Kirin Noodle Bar continues welcome Clintonville restaurant surge
The ramen-centric eatery is the newest addition to High Street south of Cooke Road, a neighborhood our restaurant critic has dubbed ‘Cooks Near Cooke’
Just south of Cooke Road on High Street is a little stretch of real estate so flush with new and good eateries that the area deserves a nickname. Maybe “Cooks Near Cooke” would work. Or maybe I should just leave the neighborhood branding to someone else.
In any event, to this restaurant-dense short neck of the woods that snugly houses Wizard of Za/Fusian, Gallo’s on High, The Pit BBQ Grille, Hot Chicken Takeover and Northstar Cafe, add Kirin Noodle Bar. As its name might suggest, Kirin Noodle Bar is a ramen-centric operation, but the fun and well-run Japanese eatery has plenty of other good things to offer, too.

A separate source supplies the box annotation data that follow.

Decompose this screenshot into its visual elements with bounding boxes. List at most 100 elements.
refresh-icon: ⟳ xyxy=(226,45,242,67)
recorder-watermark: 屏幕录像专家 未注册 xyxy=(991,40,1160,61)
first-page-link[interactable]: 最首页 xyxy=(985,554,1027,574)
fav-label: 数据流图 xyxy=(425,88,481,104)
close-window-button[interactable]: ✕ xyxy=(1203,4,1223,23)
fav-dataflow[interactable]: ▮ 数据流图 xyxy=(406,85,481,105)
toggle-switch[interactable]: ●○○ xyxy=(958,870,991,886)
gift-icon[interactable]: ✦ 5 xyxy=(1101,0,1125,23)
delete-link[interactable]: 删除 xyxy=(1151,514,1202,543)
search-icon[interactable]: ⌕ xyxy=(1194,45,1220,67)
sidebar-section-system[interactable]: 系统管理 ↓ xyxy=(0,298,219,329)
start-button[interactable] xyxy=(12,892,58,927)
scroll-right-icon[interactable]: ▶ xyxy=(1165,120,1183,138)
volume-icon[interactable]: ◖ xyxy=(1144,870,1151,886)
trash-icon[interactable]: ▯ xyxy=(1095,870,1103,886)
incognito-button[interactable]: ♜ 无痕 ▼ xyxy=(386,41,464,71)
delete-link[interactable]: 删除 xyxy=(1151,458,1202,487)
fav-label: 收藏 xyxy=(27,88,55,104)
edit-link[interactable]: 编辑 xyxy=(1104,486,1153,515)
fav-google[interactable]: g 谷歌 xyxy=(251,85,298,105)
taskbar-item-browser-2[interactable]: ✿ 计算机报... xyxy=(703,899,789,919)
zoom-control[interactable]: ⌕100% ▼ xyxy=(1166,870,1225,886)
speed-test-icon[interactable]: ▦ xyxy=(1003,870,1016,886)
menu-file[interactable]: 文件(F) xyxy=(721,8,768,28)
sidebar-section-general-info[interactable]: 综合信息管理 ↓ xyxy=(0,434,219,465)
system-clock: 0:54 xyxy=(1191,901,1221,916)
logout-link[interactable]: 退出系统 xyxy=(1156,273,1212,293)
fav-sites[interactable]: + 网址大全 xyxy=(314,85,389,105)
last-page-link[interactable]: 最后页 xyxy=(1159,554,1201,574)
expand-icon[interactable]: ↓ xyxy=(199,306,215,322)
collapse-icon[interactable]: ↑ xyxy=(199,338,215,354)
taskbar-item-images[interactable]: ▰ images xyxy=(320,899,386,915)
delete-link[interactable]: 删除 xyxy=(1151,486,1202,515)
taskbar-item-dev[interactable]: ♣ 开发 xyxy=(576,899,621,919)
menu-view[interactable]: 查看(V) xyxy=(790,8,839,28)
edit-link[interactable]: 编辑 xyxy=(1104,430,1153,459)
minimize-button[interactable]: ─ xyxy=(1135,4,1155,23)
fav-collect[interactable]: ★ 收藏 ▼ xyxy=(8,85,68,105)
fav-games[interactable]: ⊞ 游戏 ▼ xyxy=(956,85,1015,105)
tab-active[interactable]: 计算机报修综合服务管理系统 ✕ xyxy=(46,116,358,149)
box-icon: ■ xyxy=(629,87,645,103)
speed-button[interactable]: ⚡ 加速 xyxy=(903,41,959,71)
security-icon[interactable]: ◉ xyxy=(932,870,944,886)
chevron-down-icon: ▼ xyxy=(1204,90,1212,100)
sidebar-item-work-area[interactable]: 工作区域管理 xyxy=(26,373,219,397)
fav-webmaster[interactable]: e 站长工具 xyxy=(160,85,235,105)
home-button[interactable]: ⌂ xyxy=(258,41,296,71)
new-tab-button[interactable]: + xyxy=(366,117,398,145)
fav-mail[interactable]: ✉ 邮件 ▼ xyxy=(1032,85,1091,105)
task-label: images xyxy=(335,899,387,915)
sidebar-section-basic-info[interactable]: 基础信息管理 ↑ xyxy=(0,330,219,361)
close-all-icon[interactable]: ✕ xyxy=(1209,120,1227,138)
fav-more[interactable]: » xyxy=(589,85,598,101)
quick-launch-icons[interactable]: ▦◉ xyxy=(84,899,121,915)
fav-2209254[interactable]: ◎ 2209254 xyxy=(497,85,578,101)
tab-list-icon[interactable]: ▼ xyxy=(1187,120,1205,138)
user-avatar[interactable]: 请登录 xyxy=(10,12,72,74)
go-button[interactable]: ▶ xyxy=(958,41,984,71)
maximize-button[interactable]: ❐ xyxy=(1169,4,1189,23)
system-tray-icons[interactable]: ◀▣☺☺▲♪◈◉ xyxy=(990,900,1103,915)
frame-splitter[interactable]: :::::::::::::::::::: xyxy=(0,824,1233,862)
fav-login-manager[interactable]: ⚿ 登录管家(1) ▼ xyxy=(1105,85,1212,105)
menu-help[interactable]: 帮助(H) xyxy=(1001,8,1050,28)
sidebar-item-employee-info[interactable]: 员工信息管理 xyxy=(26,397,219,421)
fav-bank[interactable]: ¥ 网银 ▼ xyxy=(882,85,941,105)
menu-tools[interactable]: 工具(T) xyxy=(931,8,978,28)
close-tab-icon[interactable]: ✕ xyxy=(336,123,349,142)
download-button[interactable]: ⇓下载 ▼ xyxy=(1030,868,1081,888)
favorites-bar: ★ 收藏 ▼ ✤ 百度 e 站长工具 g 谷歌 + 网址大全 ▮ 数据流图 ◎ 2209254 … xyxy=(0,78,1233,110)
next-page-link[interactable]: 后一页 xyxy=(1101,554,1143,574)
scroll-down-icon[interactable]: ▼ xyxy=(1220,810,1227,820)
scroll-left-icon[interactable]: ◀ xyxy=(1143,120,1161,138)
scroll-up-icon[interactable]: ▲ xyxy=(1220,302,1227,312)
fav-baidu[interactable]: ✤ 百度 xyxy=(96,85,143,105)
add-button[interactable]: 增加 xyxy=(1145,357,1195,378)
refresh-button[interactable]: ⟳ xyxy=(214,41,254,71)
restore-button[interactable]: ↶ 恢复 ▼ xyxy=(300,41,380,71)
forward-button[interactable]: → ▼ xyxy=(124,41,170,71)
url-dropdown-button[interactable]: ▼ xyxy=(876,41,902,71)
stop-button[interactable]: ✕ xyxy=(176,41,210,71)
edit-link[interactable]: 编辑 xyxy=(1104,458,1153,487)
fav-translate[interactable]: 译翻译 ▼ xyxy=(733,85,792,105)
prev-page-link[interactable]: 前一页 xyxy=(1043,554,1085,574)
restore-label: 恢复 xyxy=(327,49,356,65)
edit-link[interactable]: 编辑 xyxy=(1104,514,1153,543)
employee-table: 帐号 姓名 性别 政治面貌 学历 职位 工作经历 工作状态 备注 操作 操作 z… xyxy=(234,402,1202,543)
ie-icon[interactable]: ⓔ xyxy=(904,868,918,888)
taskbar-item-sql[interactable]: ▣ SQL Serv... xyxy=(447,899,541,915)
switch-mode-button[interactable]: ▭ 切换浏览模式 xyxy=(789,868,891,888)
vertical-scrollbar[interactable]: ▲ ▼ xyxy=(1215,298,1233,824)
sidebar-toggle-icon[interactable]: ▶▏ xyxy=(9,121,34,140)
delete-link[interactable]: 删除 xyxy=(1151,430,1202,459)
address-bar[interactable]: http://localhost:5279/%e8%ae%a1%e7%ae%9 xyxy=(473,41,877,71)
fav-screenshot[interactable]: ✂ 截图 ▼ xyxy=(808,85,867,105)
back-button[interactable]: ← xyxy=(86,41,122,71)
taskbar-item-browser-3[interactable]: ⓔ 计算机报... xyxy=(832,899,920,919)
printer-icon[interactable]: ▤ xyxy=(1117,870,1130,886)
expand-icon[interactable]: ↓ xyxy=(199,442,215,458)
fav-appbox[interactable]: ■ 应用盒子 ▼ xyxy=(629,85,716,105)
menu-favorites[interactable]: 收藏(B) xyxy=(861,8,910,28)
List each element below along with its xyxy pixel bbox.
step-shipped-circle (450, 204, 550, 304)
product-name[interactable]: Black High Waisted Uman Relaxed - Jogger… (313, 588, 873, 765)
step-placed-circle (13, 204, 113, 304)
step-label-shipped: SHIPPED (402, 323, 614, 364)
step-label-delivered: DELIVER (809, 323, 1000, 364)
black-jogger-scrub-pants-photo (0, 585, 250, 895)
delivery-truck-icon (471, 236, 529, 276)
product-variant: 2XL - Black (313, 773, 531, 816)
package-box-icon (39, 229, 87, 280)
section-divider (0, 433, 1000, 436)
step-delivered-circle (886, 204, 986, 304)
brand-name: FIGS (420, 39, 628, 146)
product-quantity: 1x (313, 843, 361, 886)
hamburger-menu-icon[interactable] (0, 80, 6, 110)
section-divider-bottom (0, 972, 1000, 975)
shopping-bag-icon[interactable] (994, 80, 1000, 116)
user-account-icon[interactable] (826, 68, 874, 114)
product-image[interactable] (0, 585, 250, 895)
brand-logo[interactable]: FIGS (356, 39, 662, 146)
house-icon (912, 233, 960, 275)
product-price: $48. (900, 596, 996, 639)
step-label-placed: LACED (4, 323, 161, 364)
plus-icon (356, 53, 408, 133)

Count friendly, accommodating and quick service among this Clintonville newcomer’s assets. Kirin’s personable service, which efficiently blends counter ordering with table delivery, positively contributes to an upbeat, long-and-narrow space with white walls, nice lighting, light-colored wood and a tall ceiling with exposed black ductwork.
Cocktails can go down pretty smoothly here, and Kirin offers some excellent deals on highballs presented in large frosted glasses stacked with spherical ice cubes. The refreshing Gin Tonic, made with 135 East Hyogo Dry Japanese gin that’s further brightened by shards of ginger, was a delight (and a steal for just $8.50).
Soda water supplies the effervescence for The Toki, another good-tasting, bargain-priced libation ($8.50). This pale-gold beverage, named for the scotch-like variety of Japanese Suntory whisky it’s made with, is guaranteed to please scotch-and-soda fans.
Fried-chicken fans should target the terrific chicken karaage. Listed under appetizers, it features crispy-coated thighs that arrive with a lively, sesame-oil-tinged slaw (much of Kirin’s fare is anointed with sesame oil) and in such a big serving that even the “small” order ($8.50) was entree-sized.
Another standout on the wide-ranging appetizer menu handsomely illustrates an alliance between Japanese and Jewish approaches to seafood. Called tuna crispy rice ($10.50 for three), it’s golden-brown crunchy rice cakes topped with clean-tasting tuna tartare and garnished with Japanese-style mayonnaise and a sliver of serrano chile. If spicy tuna sushi and a salmon latke had a baby, it’d be something like this.
While more commonplace, both the pan fried mini pork gyoza ($8) and the meatball appetizers ($8) were large and pleasant. I’d definitely give the edge to the gyoza — purse-shaped dumplings with fun-to-munch, pan-crisped bottoms and juicy, scallion-flecked ground-pork fillings. If the meatballs seemed hardly artisanal, their sweet-tangy glaze and springy textures made them easy to eat.
I could say something similar about Kirin’s traditional-style ramen: the classic shoyu ($12.50), whose clear broth featured an appealing baconlike flavor countered by spinach; and the classic miso ($13), whose opaque broth had rich-and-savory peanut butter notes.
Each also had loads of decent noodles, plus scallions, bamboo shoots, one slice of roast pork (thick and good-tasting but not tender) and half a respectable ramen egg. Though not as nuanced or as prettily presented as the best versions in town, both soups were huge and satisfying meals.
Frankly, the ramen I preferred here didn’t have a “classic” designation. These include tan tan men ($13.50), Kirin’s version of a popular-in-Japan riff on Sichuan dandan noodles. This simple-but-likeable soup was quite refreshing, especially when ordered chilled (a menu option) on a hot afternoon. Its other attributes were marinated ground beef, attractive cucumber segments and a spicy broth bearing citrusy, sweet and eggy notes.
The ramen I enjoyed most was the raksa curry ($14), which was similar to a Thai-style curry. It starred a spicy broth enriched with coconut milk, dark-meat chicken, shellfish notes and abundant vegetables. Dishes like this — and the prospect of sampling other dishes here (like tomato-and-cheese ramen, sauteed shishito peppers and the “coming soon” sushi) — will definitely lure me back to, umm, the Cooks Near Cooke area.
Kirin Noodle Bar
4227 N. High St., Clintonville
Hours: 11 a.m. to 9 p.m. Monday, Wednesday, Thursday, Sunday; 11 a.m. to 9:30 p.m. Friday and Saturday; closed Tuesday.